Big player Hyatt has built hotels in Wicker Park and Lincoln Park, among other areas without a historically significant stock of hotel properties, McNamara said, adding the industry is just beginning to realize the potential of these neighborhoods.
Opening up new frontiers may be profitable in light of Chicago’s hotel industry already raking in a major win with a significant bump to its pricing growth last quarter. The city saw 16.9% pricing growth year-over-year in Q3 2024 relative to Q3 2023 levels, according to an October report from Lighthouse.
Chicago posted the highest growth of the quarter when compared to other cities across the Midwest, according to the report.
But the way neighborhood hotels are designed is important to their success, said Alissa Bozza, an associate and project designer at HKS. The traditional model for designing hotels centered on consistency, with hotels under the same brand umbrella looking the same from city to city.
Now, guests expect hotels to have an identity that isn’t just tied to the city it’s located in but aligned with the neighborhood itself, Bozza said. As a result, the design process now begins from scratch, with the finished product based on unique features and strengths of the neighborhood, she said.
“A hotel no longer can just feel generic,” Bozza said. “It can't just ‘feel Chicago.’ It has to feel [from] that neighborhood.”

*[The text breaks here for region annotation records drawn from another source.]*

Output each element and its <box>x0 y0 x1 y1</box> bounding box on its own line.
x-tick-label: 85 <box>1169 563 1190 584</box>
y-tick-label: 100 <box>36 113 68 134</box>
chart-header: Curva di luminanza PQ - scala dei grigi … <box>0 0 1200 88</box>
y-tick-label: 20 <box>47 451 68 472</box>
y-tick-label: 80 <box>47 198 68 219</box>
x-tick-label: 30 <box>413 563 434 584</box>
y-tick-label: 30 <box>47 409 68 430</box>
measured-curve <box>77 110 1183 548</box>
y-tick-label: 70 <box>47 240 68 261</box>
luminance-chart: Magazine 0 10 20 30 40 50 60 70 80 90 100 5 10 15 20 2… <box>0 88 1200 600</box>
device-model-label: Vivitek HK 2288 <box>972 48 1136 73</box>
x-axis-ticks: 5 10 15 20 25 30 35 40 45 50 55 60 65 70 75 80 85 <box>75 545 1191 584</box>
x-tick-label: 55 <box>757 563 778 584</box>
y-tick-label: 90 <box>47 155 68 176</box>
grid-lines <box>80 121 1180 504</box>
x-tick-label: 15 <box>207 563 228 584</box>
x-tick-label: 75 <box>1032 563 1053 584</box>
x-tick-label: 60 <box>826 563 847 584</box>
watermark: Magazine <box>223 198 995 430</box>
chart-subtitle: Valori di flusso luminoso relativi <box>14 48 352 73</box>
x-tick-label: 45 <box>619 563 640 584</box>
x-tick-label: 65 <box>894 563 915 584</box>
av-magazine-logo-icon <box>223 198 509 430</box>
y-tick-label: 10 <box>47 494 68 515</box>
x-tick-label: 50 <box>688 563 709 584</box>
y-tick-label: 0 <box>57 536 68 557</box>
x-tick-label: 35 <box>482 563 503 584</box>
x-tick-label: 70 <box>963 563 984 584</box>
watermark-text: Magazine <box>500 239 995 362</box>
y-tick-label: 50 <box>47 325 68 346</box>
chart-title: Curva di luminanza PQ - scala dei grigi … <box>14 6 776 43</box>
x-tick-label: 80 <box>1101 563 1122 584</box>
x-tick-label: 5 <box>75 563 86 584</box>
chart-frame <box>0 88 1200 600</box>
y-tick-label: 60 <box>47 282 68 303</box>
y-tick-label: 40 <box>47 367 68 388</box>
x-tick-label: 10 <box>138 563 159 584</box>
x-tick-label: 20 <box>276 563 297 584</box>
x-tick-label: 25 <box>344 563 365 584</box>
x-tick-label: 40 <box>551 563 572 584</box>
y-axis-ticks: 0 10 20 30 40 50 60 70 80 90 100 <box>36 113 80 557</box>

Woolpert Vice President Tim Reber said Chicago has an advantage over many of the cities in the Sun Belt he works in because there are a lot of desirable destinations for visitors, like the Salt Shed in West Town — places that aren’t typical tourist attractions. When developers in the Sun Belt look for sites to start a project, they’re looking for sites with liveability and walkability.
Chicago offers that almost everywhere, he said.
Megadevelopments within neighborhoods could also be key to driving hotel growth in the areas, Bozza said. Bally’s Corp. is underway on its $940M casino and hotel complex along the Chicago River. Bozza, who is working on the project, highlighted it as a development that isn't isolated from the broader city community but is in the “heart of a neighborhood.”
Bally’s is looking to develop the neighborhood further, and other landowners in the area are soliciting mixed-use developments, which could boost tourism and keep people exploring the area, Bozza said.
The final key to developing in neighborhoods, Bozza said, is designing a property that satisfies both residents and visitors.
“Design not only for a tourist, but for locals,” she said. “So a tourist kind of feels like a local, and … a local feels like they're already on vacation, just walking to work past some of these developments.”